The background is this. After committing in 2005 to return humans to the Moon and then push on to Mars through its Artemis program, the cost of NASA flying one Orion and SLS mission per year has spiraled up to $4.1 billion, while numerous delays have pushed back launch dates repeatedly.


The SLS’s first uncrewed mission, Artemis 1, could be ready to launch in June, but this schedule has already seen its first crewed mission, Artemis 2, pushed from April 2022 to May 2023 and its first crewed mission to land on the Moon pushed from 2024 to 2025, according to Gizmodo.


Now, Ars Technica suggests that such problems and the expense behind them can largely be attributed to a funding structure built by Congress, which has prioritized hiring contractors across 50 states, rather than allowing private-sector-funded rockets like SpaceX's Falcon Heavy, or its forthcoming Starship vehicle, to power the project at lower costs.

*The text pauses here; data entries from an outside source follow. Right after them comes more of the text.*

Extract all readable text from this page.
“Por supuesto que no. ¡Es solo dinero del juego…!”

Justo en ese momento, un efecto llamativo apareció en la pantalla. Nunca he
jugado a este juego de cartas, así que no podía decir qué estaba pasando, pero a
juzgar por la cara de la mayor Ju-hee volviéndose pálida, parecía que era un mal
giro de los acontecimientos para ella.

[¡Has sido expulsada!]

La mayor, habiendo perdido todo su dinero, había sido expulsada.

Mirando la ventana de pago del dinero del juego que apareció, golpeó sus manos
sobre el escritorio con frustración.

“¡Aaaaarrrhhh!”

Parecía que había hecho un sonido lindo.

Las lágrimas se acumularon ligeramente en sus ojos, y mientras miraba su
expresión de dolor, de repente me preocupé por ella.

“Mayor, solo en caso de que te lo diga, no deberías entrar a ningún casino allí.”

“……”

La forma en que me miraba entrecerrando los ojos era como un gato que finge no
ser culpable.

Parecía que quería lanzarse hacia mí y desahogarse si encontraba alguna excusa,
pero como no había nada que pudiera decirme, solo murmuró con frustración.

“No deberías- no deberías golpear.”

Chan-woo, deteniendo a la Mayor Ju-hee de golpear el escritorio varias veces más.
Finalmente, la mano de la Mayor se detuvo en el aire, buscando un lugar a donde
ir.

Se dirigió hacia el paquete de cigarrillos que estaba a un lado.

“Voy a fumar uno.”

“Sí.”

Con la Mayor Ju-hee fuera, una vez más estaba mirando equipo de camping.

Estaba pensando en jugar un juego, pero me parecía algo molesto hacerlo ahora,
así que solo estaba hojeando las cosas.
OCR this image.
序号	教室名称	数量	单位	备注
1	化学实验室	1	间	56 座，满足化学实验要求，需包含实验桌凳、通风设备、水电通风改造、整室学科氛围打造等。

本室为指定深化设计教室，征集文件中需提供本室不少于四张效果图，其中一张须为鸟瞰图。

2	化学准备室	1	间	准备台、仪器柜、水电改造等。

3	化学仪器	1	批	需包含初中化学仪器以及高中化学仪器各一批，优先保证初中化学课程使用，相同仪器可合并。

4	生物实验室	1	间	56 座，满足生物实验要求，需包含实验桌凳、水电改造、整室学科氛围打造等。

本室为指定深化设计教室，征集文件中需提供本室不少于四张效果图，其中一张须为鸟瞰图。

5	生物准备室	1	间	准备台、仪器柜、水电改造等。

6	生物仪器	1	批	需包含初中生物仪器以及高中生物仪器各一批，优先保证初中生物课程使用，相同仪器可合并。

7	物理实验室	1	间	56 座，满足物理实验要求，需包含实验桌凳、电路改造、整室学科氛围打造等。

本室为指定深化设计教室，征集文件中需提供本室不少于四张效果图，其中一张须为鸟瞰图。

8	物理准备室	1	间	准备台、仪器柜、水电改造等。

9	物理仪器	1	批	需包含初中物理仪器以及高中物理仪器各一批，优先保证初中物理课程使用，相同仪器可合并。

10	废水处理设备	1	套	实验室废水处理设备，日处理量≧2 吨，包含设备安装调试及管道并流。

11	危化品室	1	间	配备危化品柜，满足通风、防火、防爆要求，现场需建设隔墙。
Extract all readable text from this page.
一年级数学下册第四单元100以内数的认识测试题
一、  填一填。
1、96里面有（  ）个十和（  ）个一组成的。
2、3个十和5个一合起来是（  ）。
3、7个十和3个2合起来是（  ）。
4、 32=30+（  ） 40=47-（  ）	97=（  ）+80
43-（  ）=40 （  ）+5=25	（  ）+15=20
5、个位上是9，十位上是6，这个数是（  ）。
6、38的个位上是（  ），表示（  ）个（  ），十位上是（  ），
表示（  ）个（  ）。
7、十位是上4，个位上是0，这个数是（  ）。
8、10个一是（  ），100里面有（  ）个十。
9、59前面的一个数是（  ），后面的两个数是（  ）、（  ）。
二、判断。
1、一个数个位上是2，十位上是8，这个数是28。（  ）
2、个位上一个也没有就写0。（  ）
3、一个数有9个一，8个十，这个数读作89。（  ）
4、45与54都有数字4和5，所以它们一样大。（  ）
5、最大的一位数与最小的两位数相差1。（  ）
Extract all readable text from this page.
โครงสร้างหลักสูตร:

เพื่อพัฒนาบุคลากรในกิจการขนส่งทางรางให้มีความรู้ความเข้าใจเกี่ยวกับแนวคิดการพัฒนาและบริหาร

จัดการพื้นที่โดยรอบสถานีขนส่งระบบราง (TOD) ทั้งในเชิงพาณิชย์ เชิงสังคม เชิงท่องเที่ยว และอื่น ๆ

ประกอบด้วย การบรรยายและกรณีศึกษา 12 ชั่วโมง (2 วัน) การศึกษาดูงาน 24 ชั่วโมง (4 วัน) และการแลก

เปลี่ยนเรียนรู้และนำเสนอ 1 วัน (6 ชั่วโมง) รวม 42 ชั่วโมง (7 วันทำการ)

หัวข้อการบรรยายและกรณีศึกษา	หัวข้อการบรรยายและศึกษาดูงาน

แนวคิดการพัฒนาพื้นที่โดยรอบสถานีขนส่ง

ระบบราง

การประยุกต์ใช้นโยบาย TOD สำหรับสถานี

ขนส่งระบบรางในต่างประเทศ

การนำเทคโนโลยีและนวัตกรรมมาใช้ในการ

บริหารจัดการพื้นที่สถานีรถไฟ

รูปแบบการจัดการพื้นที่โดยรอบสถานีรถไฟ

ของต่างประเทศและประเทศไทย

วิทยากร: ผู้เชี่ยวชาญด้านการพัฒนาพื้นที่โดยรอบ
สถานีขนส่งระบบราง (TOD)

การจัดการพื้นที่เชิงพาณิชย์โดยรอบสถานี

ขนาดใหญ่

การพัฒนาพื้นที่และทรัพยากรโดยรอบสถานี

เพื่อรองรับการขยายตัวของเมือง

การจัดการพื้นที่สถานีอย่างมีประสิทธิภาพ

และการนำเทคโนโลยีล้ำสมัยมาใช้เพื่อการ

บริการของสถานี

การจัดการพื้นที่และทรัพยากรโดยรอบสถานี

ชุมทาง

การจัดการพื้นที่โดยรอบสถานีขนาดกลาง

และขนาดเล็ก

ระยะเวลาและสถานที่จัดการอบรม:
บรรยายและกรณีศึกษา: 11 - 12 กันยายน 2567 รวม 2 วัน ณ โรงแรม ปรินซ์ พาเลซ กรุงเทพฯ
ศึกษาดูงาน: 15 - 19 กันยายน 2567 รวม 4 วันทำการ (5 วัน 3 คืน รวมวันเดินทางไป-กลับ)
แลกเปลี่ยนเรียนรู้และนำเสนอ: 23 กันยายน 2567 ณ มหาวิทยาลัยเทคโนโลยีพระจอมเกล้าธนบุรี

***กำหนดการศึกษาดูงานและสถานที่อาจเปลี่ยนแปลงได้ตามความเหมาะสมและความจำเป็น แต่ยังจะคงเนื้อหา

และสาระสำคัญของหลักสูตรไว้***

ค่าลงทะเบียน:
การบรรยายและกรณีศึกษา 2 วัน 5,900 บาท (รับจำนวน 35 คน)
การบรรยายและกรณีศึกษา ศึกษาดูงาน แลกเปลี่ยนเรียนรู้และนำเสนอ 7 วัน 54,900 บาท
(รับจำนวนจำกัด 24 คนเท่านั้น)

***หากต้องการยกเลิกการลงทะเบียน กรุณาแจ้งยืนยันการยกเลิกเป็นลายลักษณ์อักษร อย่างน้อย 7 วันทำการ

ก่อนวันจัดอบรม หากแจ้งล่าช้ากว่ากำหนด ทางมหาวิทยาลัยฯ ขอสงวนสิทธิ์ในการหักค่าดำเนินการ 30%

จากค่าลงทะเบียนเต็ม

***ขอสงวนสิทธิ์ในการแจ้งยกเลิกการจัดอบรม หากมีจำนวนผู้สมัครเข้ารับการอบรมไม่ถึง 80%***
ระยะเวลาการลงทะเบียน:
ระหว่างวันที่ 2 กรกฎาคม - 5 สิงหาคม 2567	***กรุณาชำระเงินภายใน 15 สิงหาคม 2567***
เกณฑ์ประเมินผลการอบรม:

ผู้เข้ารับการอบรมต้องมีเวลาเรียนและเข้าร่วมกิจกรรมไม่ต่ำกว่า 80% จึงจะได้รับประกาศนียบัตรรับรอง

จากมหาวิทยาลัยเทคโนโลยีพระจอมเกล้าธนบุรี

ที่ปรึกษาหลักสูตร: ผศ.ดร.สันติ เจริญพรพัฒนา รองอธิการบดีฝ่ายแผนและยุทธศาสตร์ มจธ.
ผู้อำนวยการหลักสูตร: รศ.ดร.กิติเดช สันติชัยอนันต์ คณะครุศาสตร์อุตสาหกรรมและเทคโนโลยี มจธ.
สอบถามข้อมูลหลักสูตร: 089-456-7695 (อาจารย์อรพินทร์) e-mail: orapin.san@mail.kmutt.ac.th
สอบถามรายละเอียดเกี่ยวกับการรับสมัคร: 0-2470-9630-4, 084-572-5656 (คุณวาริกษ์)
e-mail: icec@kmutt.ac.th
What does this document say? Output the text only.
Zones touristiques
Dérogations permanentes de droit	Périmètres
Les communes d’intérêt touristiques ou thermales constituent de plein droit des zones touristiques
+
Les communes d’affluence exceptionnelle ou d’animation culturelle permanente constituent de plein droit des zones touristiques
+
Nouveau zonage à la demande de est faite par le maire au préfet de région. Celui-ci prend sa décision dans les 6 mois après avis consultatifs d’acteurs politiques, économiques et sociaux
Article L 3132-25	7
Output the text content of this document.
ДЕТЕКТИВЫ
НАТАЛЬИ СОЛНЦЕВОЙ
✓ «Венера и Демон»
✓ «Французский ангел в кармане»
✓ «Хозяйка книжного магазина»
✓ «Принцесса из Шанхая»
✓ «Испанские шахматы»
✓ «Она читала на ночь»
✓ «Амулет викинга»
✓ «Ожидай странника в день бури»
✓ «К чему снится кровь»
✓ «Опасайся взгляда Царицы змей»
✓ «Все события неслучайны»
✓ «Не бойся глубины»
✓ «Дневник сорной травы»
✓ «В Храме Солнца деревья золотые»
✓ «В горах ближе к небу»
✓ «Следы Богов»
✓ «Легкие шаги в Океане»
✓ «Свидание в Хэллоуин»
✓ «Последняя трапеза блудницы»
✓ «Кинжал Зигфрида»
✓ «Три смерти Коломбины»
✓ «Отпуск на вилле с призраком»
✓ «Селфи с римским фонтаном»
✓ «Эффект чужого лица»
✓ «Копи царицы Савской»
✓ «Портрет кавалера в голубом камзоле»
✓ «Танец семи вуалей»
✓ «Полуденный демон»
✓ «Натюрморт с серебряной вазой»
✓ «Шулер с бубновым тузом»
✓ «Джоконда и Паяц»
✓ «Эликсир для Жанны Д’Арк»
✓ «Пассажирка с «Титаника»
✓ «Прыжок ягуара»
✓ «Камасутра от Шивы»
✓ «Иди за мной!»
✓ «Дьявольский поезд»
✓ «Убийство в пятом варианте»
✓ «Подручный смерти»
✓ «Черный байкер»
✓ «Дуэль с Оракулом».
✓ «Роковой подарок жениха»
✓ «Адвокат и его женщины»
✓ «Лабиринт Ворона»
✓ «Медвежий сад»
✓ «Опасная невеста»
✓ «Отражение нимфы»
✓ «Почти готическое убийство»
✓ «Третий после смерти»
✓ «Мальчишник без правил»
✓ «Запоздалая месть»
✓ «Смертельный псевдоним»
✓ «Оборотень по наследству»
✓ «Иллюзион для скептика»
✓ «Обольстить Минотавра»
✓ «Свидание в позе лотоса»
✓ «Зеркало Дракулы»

The site summarizes: “NASA could have just bought launch services from the private sector at a significant discount” and focused its own efforts on developing technologies such as in-space fuel depots, propellant transfer in orbit, and space-based propulsion.




This situation leads the site to the following conclusion, seemingly dramatic conclusion: the combination of cost, time and the existence of companies with currently better setups makes it unlikely that NASA will take on another equivalent project in future.